THE ORIGINAL CASE
Charlotte Yvonne Turner was convicted in Kentucky in 2002 of felony possession of a controlled substance and wanton endangerment. She received a seven-year sentence but was paroled and moved to Tennessee, where her parole supervision was transferred. In April 2007, an officer in Union City stopped her for a seat belt violation and, knowing her history, searched her vehicle after verifying she had signed an agreement that allowed her to be searched without a warrant. The officer then searched her house without a warrant because he did not have enough information to obtain one. He found a loaded .38-caliber handgun. A trial court ruled that because no consent was given to search the home the action was “harassing” and “capricious.”
Source: Tennessee Supreme Court
Though a state Supreme Court ruling has made it easier for police to search property of those on probation or parole, local law enforcement officials say they’ll continue to get warrants and have reasonable cause before they search.
This month, the Tennessee Supreme Court ruled that “parolees who are subject to a warrantless search condition may be searched without reasonable or individualized suspicion,” according to the opinion.
That gives law enforcement officials more leeway to conduct searches on people who have been convicted of crimes, something that could be beneficial in extreme circumstances, said Chattanooga Police Department Assistant Chief Mike Williams, who oversees the uniformed patrol division.
“We’re always going to err on the side of caution to make sure we’re doing things legally right, and if there’s any question about it we would still want to get a warrant,” he said. “But in exigent circumstances that might not be possible.”
He gave as a hypothetical example a person whom officers believe has a weapon and would use it to harm someone else if police did not immediately search a residence to find it.
Hamilton County Sheriff Jim Hammond said he agrees with the court’s ruling that a parolee has less privacy in regard to searches of homes and vehicles than a person who has not committed a crime.
“I’ll instruct my officers that it’s just another tool they can use if they suspect a parolee is in violation of the law,” he said.
Marion County Sheriff Bo Burnett said he had not read about the ruling and would like to study the case and its appeals before discussing it in detail.
“I’m not a big fan of searches without probable cause,” he said. “I’d like to know more about it.”

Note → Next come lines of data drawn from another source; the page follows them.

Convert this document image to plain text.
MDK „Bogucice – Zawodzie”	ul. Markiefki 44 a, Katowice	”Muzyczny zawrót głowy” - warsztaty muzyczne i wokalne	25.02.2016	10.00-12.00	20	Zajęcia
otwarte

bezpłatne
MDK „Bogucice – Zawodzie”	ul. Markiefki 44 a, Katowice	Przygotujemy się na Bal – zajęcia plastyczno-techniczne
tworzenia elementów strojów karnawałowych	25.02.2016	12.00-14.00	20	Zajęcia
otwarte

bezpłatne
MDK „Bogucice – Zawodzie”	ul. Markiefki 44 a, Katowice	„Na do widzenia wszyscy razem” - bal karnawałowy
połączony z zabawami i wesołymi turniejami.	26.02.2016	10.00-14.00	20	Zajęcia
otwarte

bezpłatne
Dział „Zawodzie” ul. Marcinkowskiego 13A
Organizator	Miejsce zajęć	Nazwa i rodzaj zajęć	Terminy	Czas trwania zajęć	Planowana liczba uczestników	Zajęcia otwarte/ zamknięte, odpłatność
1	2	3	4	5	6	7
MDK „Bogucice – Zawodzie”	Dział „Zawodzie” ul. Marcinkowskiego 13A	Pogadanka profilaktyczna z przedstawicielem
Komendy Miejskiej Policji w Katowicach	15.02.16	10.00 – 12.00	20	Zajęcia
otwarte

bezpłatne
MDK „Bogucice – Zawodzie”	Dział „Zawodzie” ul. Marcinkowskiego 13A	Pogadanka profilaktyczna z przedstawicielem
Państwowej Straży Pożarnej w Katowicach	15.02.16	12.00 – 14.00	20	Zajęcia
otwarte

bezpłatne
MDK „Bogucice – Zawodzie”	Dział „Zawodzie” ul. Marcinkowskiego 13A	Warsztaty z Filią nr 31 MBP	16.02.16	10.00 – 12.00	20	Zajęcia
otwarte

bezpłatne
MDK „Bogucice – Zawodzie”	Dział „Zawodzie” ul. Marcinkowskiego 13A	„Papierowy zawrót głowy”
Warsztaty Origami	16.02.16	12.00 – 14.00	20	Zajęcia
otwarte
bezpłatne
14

The U.S. Supreme Court has ruled that warrantless searches may be constitutional “if the person being searched has been convicted of a criminal offense and is serving a sentence,” which can be anything from solitary confinement in a prison to a few hours of community service, according to a 1987 decision.
The dissenting opinion in the state Supreme Court held that the “Tennessee Constitution provides a greater degree of protection against suspicionless searches than the federal Constitution.”
Local defense attorney Robin Flores said the government whittled away Fourth Amendment protections against unreasonable searches and seizures.
“When you’re locked up behind bars, you have almost no reasonable expectation of privacy whatsoever,” he said. “As far as going into (people on) probation or someone with a prior record, that’s really pushing the envelope.”